Nobody sits down one morning to invent a genre. They just want to make art.
And yet with every great innovator comes a legion of imitators, followed by the audiences that adore them, followed soon after by the critics who comment on them. To create a label – grunge, heavy metal, war films, gangsta rap, action movies – is to identify common elements from disparate items. Grunge has distorted guitars, slurred lyrics and an angry tone. War films have action setpieces, stirring speeches and nationalist sentiment. Gangsta rap has misogynist lyrics, intricate metaphors and violence. But you don’t create art by simply slotting these elements together. You create art, then someone recognizes those elements in it – after the fact – and assigns you a genre.
These genre elements evolve from the natural selection of artists competing for an audience, but they are not evidence of intelligent design.

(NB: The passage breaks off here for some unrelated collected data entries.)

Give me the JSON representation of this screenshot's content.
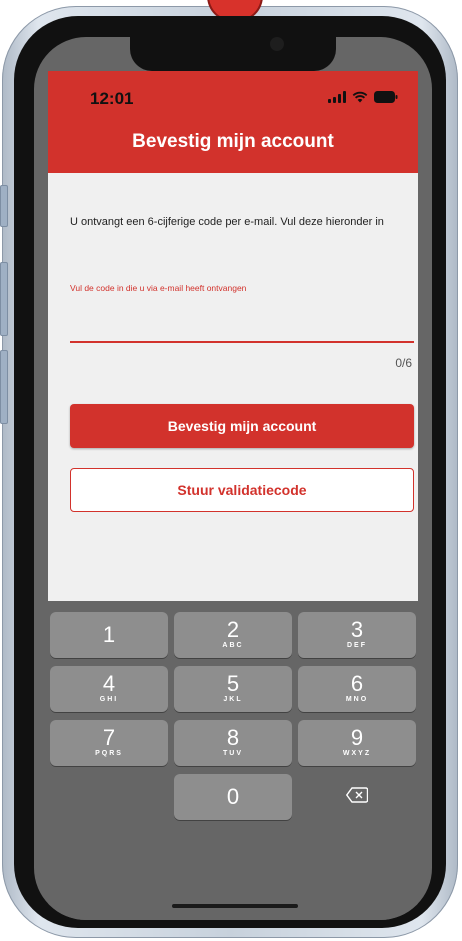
{
  "status_bar": {
    "time": "12:01",
    "icons": [
      "signal-icon",
      "wifi-icon",
      "battery-icon"
    ]
  },
  "header": {
    "title": "Bevestig mijn account",
    "background_color": "#d2322c"
  },
  "content": {
    "instruction": "U ontvangt een 6-cijferige code per e-mail. Vul deze hieronder in",
    "code_field": {
      "label": "Vul de code in die u via e-mail heeft ontvangen",
      "value": "",
      "counter": "0/6"
    },
    "confirm_button_label": "Bevestig mijn account",
    "resend_button_label": "Stuur validatiecode"
  },
  "keypad": {
    "keys": [
      {
        "digit": "1",
        "letters": ""
      },
      {
        "digit": "2",
        "letters": "ABC"
      },
      {
        "digit": "3",
        "letters": "DEF"
      },
      {
        "digit": "4",
        "letters": "GHI"
      },
      {
        "digit": "5",
        "letters": "JKL"
      },
      {
        "digit": "6",
        "letters": "MNO"
      },
      {
        "digit": "7",
        "letters": "PQRS"
      },
      {
        "digit": "8",
        "letters": "TUV"
      },
      {
        "digit": "9",
        "letters": "WXYZ"
      },
      {
        "digit": "0",
        "letters": ""
      }
    ],
    "delete_icon": "delete-backspace-icon"
  },
  "colors": {
    "accent": "#d2322c",
    "app_background": "#f0f0f0",
    "keypad_background": "#666666",
    "key_background": "#8e8e8e"
  }
}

If parody is the exaggerating or twisting of a genre’s elements, then first someone has to identify those elements. That identification process can’t happen on day one. Rob Halford didn’t take the mic at the first Judas Priest concert and say, “Oy! Now that we’ve discarded our blues origins in favor of a louder and faster sound, this a new type of rock music, innit? Something a little bit heavier, wouldn’t you say?” Heavy metal didn’t know it was heavy metal (as distinct from the bluesy rock of Led Zeppelin or Cream) until after it had been heavy metal for many years.
So parody has to come after the genre has evolved. It must come after, or at the very earliest during, the critical phase. No parodies spring forth full-grown, like Dave Mustaine from the head of James Hetfield, on the first day of creation. Someone, whether Billboard or Roger Ebert or the New York Times’ Review of Books, must have already said, “Hey, this new crop of artists is distinct enough from their forefathers to deserve a different name.”
That gives us three elements that distinguish a parody from the original work of art, no matter how ridiculous the original may be:
- The intention to be funny;
- A fondness for the source material;
- A consciousness of the genre elements that follows the critical phase.
The title of this post comes from a line in Nelly’s 2002 hip-hop earworm, “Hot in Herre”:
Stop pacin’; time a-wastin’
I got a friend with a phone and a basement
(What?)
I’m just kiddin’ like Jason
(Oh)
Unless you gonna do it!
This is frankly ridiculous. “Hey, let’s go to my friend’s house and have casual sex.”
“What?”
“I’m just kidding!”
“Oh.”
“Unless you were seriously considering my offer! In which case I was not kidding.”
Now here’s folk singer Jenny Owen Youngs singing Nelly’s 2002 song, “Hot in Herre”:
Is her cover a parody? I would suggest not, since there’s no obvious intention to be funny and she’s not sticking too closely to the source material (aside from the lyrics).
But the music video clearly is! It’s like a bangin’ loft party, except it’s in an igloo! There’s a yeti behind the bar! There’s breakdancing penguins! Everyone’s circling around to watch two Lappland dancers! The lights keep fading in and out! It takes all the elements of a rap video and replaces them with adorable Arctic icons. Which is an ironic twist, see, because it’s hot … in the igloo!
… get it? Get it?
I hope you get it. I think I do, anyway.